Fill start mass and end mass with the minimum and maximum number of dalton at your interest threshold and click on the OK icon. Select the highlighted peak of interest at the filtered list generated with the number corresponding to the mass value of interest in dalton. Change the percentage to better view the interested area.

Click on the intensity scale bar and the color map icons. Click on the image area and drag slide the mouse to position the area of interest. Change the transparency percentage to produce a merged signal image with the scanned section image as the background.

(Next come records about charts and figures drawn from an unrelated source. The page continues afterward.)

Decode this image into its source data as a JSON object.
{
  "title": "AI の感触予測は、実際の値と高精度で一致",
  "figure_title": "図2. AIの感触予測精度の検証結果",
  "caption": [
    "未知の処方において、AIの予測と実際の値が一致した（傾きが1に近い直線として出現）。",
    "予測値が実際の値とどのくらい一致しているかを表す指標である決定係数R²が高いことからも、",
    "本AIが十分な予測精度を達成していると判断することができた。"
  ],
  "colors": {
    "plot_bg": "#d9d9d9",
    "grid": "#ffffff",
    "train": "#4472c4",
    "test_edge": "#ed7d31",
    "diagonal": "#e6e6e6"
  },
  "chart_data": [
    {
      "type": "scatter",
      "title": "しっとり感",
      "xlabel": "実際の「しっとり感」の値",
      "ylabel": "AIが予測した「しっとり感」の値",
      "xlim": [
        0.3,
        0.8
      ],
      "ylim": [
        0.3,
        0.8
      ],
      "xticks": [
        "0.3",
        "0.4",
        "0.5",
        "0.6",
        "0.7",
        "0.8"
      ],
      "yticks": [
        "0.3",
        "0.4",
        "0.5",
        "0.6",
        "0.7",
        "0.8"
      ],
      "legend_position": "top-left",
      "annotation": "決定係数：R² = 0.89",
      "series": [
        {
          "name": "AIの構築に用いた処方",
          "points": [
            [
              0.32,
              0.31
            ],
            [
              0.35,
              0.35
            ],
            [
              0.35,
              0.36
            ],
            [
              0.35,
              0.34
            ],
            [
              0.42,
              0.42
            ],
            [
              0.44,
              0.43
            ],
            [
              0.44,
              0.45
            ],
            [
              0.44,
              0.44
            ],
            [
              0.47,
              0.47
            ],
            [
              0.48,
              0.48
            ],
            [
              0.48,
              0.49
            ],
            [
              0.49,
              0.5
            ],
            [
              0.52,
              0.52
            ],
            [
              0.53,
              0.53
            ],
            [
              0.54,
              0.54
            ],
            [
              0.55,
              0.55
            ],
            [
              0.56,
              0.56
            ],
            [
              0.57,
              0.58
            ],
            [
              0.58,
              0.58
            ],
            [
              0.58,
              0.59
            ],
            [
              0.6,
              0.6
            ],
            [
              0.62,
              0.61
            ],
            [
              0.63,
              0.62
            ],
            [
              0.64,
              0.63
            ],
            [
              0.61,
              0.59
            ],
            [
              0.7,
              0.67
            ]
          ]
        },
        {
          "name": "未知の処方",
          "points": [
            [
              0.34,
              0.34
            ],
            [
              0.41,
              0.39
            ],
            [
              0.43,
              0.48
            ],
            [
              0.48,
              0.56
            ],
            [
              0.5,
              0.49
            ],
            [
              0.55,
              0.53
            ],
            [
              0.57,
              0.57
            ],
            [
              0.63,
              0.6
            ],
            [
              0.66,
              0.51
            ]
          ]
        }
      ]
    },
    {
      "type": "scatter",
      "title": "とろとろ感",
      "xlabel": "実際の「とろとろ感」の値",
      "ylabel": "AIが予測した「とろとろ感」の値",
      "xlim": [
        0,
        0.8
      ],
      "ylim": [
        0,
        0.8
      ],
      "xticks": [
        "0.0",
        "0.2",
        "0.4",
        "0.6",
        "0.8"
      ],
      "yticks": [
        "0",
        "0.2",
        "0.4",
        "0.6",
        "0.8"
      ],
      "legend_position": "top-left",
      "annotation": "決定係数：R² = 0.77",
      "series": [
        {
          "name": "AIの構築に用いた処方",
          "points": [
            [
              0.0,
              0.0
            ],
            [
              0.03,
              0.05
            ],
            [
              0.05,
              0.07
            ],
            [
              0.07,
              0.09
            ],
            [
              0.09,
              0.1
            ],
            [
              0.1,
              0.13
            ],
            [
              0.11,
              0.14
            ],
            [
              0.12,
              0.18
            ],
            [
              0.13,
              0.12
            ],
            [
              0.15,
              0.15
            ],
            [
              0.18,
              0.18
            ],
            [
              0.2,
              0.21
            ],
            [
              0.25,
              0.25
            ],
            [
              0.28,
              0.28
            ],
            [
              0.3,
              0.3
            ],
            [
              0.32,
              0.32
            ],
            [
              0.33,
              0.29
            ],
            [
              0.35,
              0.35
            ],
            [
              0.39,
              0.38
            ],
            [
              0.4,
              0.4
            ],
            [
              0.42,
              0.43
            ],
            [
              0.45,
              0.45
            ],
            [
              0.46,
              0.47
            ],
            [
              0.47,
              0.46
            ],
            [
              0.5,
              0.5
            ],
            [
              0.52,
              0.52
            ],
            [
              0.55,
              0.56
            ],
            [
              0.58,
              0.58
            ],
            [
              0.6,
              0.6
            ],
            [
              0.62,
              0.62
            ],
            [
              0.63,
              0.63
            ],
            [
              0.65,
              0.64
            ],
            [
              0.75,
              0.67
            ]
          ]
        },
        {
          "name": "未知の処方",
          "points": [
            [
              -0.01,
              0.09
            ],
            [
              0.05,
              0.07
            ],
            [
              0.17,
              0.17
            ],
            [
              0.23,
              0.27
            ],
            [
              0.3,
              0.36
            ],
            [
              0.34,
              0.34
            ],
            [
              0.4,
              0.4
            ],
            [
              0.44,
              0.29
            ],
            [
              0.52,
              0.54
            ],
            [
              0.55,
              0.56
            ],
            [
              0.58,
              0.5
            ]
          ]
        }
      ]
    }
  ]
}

If the analytes to be mapped are known, plot each M by Z value for each analyte and save the generated images and the spectral average plot. The mass spectrum of Euterpe precatoria and Euterpe edulis seeds tissue obtained by MALDI-IMS in positive mode is shown here. This MALDI-IMS analysis of E precatoria seeds exhibited peaks representing adducts of hexoses oligomers without adding salt to the matrix.

Hexoses dimers, trimers, tetramers, pentamers, hexamers, and up to 14 unit oligomers were identified. The same results were also obtained for E edulis seed tissue. The box plots for both samples indicate the peak intensity of each hexose oligomer found in the seed endosperm, demonstrating their distributions, and a slightly higher content of a high degree of polymerization of oligomers.